• LENOR MADRUGA PARLE DES DOULEURS FANTÔMES (chez les personnes qui ont subi une amputation)

    Lenor Madruga, qui est américaine, est une ancienne mannequin. A l'âge de 32 ans, on a découvert qu'elle avait un cancer à la cuisse gauche et sa jambe a dû être entièrement amputée. Dans un livre intitulé "L'énergie de l'espoir" (Presses de la Cité, 1983), elle raconte son combat pour mener une vie normale et vaincre son infirmité. Voici un extrait particulièrement intéressant où elle explique ce qui s'est passé quand elle s'est réveillée, juste après l'amputation.
        
    La première chose dont je me souvienne, c'est d'avoir demandé à Joseph (ndlr : son mari) de me masser le pied. Heureux d'être d'une aide quelconque, Joseph me massa le pied droit.
    -Non, non, chéri, le pied gauche, masse-le, s'il te plaît... il me fait horriblement mal.

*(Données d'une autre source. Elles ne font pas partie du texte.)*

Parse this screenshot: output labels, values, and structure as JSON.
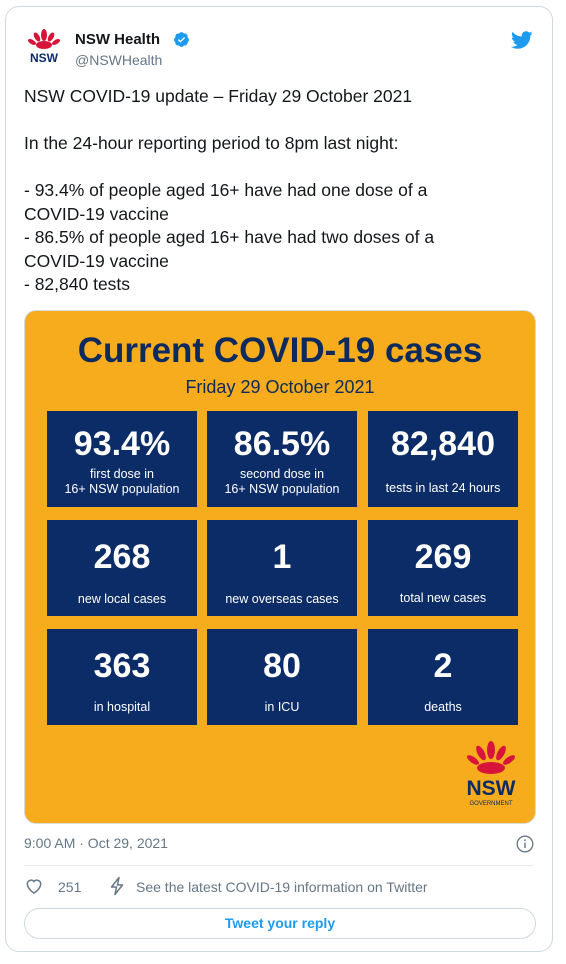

    Joseph me dit avec gêne :
    -Mais, ma chérie, tu n'as plus de pied gauche.
    -Masse-le quand même, l'ai-je supplié. Fais comme si j'avais un pied gauche.
    Gentiment, bien qu'il se sente un peu ridicule, Joseph se mit à masser la place vide où aurait dû être mon pied gauche.
    -C'est ça, mon chéri. Maintenant la cheville... Ah, ça va mieux. Maintenant le genou... plus haut... voilà. Merci, mon chéri, merci. 
    Aujourd'hui, on me pose souvent cette question :
    -Quelle a été ta première réaction quand tu t'es réveillée et que tu as vu que tu n'avais plus de jambe ?
    Ma réponse est toujours la même : quand j'ai enfin repris connaissance, je n'ai pas senti physiquement l'absence de ma jambe. Intellectuellement, je le savais, mais mes terminaisons nerveuses ne le savaient pas encore.
    Ma jambe me brûlait. J'avais une horrible sensation de brûlure, comme si on versait dessus de l'huile bouillante. Le pied, la cheville, le genou et la cuisse, qui n'existaient plus, étaient bourrés de crampes, comme si toute ma jambe gauche n'était qu'une énorme courbature. Voilà pourquoi il était si important qu'on me masse... pour faire disparaître les spames permanents et douloureux.
    Je sentais réellement le poids de ma jambe gauche, mais elle paraissait plus lourde que d'habitude, presque comme un poids mort. 
    Ces "douleurs fantômes" sont un phénomène que seuls les amputés connaissent.